Apparentemente meno significative, per i dirigenti interpellati, risultano questioni come la mancanza di leadership o lo scoglio delle competenze interne (19%). Se l’elevato livello di investimenti necessario è inevitabilmente una fonte importante di preoccupazione, speculare, sul fronte dei sostegni necessari, è il fatto che l’84% degli intervistati ritenga il supporto degli investitori come fondamentale. Un supporto che, del resto, sarebbe ben riposto: il 76% afferma che le misure di sostenibilità potrebbero comportare una riduzione del costo del capitale nel corso del prossimo quinquennio.
Se, tuttavia, la consapevolezza delle opportunità offerte dalle strategie ESG per lo sviluppo dei modelli aziendali sembra essere penetrata all’interno delle organizzazioni, anche nelle realtà di maggiori dimensioni persistono alcune note stonate: solo il 37%, tra i partecipanti al sondaggio riferisce infatti che il proprio consiglio di amministrazione ha un expertise in materia di sostenibilità.
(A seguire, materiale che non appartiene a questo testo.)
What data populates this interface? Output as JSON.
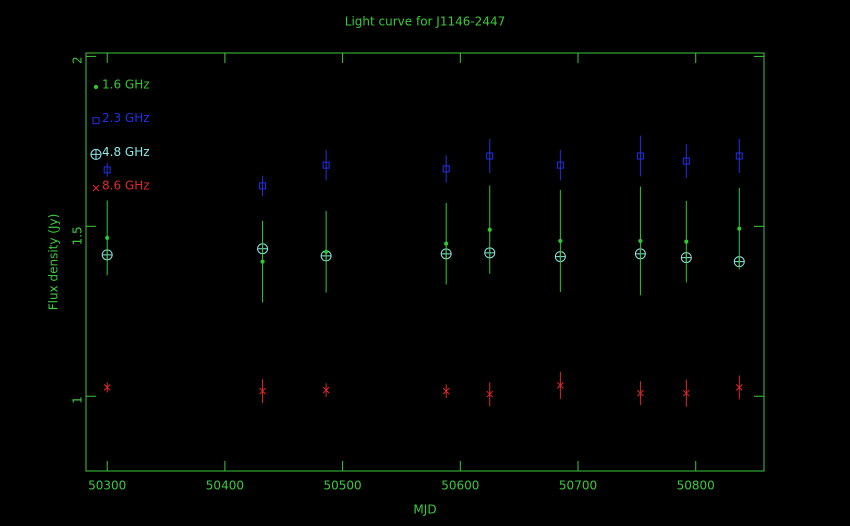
{
  "chart_data": {
    "type": "scatter",
    "title": "Light curve for J1146-2447",
    "x_label": "MJD",
    "y_label": "Flux density (Jy)",
    "xlim": [
      50282,
      50858
    ],
    "xticks": [
      50300,
      50400,
      50500,
      50600,
      50700,
      50800
    ],
    "ylim": [
      0.78,
      2.01
    ],
    "yticks": [
      1,
      1.5,
      2
    ],
    "axis_color": "#3cc83c",
    "legend": "upper left",
    "x": [
      50300,
      50432,
      50486,
      50588,
      50625,
      50685,
      50753,
      50792,
      50837
    ],
    "series": [
      {
        "name": "8.6 GHz",
        "color": "#e02828",
        "marker": "x",
        "values": [
          1.026,
          1.015,
          1.018,
          1.015,
          1.006,
          1.032,
          1.009,
          1.009,
          1.026
        ],
        "errors": [
          0.015,
          0.035,
          0.02,
          0.02,
          0.035,
          0.04,
          0.035,
          0.04,
          0.035
        ]
      },
      {
        "name": "4.8 GHz",
        "color": "#8ce6e6",
        "marker": "circle",
        "values": [
          1.416,
          1.434,
          1.413,
          1.419,
          1.422,
          1.411,
          1.419,
          1.408,
          1.396
        ]
      },
      {
        "name": "2.3 GHz",
        "color": "#2030e6",
        "marker": "square",
        "values": [
          1.666,
          1.619,
          1.68,
          1.669,
          1.707,
          1.68,
          1.707,
          1.692,
          1.707
        ],
        "errors": [
          0.02,
          0.03,
          0.045,
          0.04,
          0.05,
          0.045,
          0.06,
          0.05,
          0.05
        ]
      },
      {
        "name": "1.6 GHz",
        "color": "#30c830",
        "marker": "dot",
        "values": [
          1.466,
          1.396,
          1.425,
          1.449,
          1.49,
          1.457,
          1.457,
          1.455,
          1.493
        ],
        "errors": [
          0.11,
          0.12,
          0.12,
          0.12,
          0.13,
          0.15,
          0.16,
          0.12,
          0.12
        ]
      }
    ]
  }
}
ESG, il capitolo delle competenze e l’evoluzione in Italia
Altro capitolo è quello delle competenze: quasi sei intervistati su 10 (il 57%) ritengono che gli amministratori dovrebbero essere più informati sulle normative in tema di sostenibilità, aspetto richiesto anche dalla Direttiva europea sulla rendicontazione della sostenibilità aziendale CSRD (Corporate Sustainability Reporting Directive).
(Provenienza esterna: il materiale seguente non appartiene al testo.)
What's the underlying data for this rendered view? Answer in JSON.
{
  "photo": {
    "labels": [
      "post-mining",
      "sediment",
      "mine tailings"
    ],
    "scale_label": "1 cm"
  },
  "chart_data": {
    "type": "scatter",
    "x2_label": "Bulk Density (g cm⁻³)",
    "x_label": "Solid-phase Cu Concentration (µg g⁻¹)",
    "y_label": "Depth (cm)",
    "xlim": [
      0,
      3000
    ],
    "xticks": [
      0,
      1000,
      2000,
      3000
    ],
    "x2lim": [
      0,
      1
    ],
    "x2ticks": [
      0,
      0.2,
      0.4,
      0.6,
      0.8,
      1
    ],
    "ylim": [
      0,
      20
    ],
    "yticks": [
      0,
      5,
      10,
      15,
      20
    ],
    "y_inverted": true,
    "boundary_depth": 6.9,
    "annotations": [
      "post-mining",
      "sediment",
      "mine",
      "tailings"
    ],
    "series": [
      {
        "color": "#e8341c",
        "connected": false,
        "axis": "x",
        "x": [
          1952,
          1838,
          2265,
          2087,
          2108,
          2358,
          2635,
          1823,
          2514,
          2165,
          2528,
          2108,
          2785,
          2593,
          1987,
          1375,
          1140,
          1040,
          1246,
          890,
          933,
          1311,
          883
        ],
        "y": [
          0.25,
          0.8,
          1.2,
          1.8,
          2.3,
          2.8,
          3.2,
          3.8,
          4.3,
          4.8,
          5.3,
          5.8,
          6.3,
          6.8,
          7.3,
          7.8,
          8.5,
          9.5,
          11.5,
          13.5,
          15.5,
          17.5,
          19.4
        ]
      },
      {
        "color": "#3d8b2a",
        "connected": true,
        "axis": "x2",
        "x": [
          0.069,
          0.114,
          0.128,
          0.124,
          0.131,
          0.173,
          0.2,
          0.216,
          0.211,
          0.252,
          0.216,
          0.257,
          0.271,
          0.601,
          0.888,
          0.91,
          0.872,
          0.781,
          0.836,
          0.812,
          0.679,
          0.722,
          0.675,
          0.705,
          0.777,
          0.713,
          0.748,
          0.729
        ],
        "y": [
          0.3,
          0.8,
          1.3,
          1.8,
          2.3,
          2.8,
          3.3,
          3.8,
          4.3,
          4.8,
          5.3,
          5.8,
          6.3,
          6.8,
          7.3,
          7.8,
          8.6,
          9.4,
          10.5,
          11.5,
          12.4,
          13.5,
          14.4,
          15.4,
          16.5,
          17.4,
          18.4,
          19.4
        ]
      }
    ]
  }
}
Il cambiamento culturale e di prospettive che sta coinvolgendo i grandi player del mercato globale riguarda anche le PMI italiane, soprattutto quelle attive nella catena di fornitura di grandi aziende sono molto più sollecitate nell’intraprendere percorsi di sostenibilità in azienda. Chi ritiene, infatti, che la sostenibilità sia qualcosa che non interessi queste realtà o che sia ancora vista come una sorta di oggetto misterioso dai nostri imprenditori è completamente fuori strada.
A confermare questa sensazione, del resto, è il rapporto “La percezione dei temi ESG: momentum e sfide nelle PMI Italiane”, realizzato dall’Osservatorio Nazionale sulla Sostenibilità delle PMI Italiane della UCL School of Management. Da una survey sottoposta a 874 PMI italiane emerge come il 79% degli imprenditori ritenga che le performance ESG siano positivamente correlate a performance e rendimenti finanziari di lungo termine, mentre il 52% è spinto alla trasformazione sostenibile “da opportunità più che da rischi”.
Fondamentale è il ricorso a realtà consulenziali serie, e con uno storico riconosciuto di anni su percorsi di sostenibilità, che sappiano indirizzare gli imprenditori verso un approccio etico e trasparente rispetto al loro percorso ESG oriented.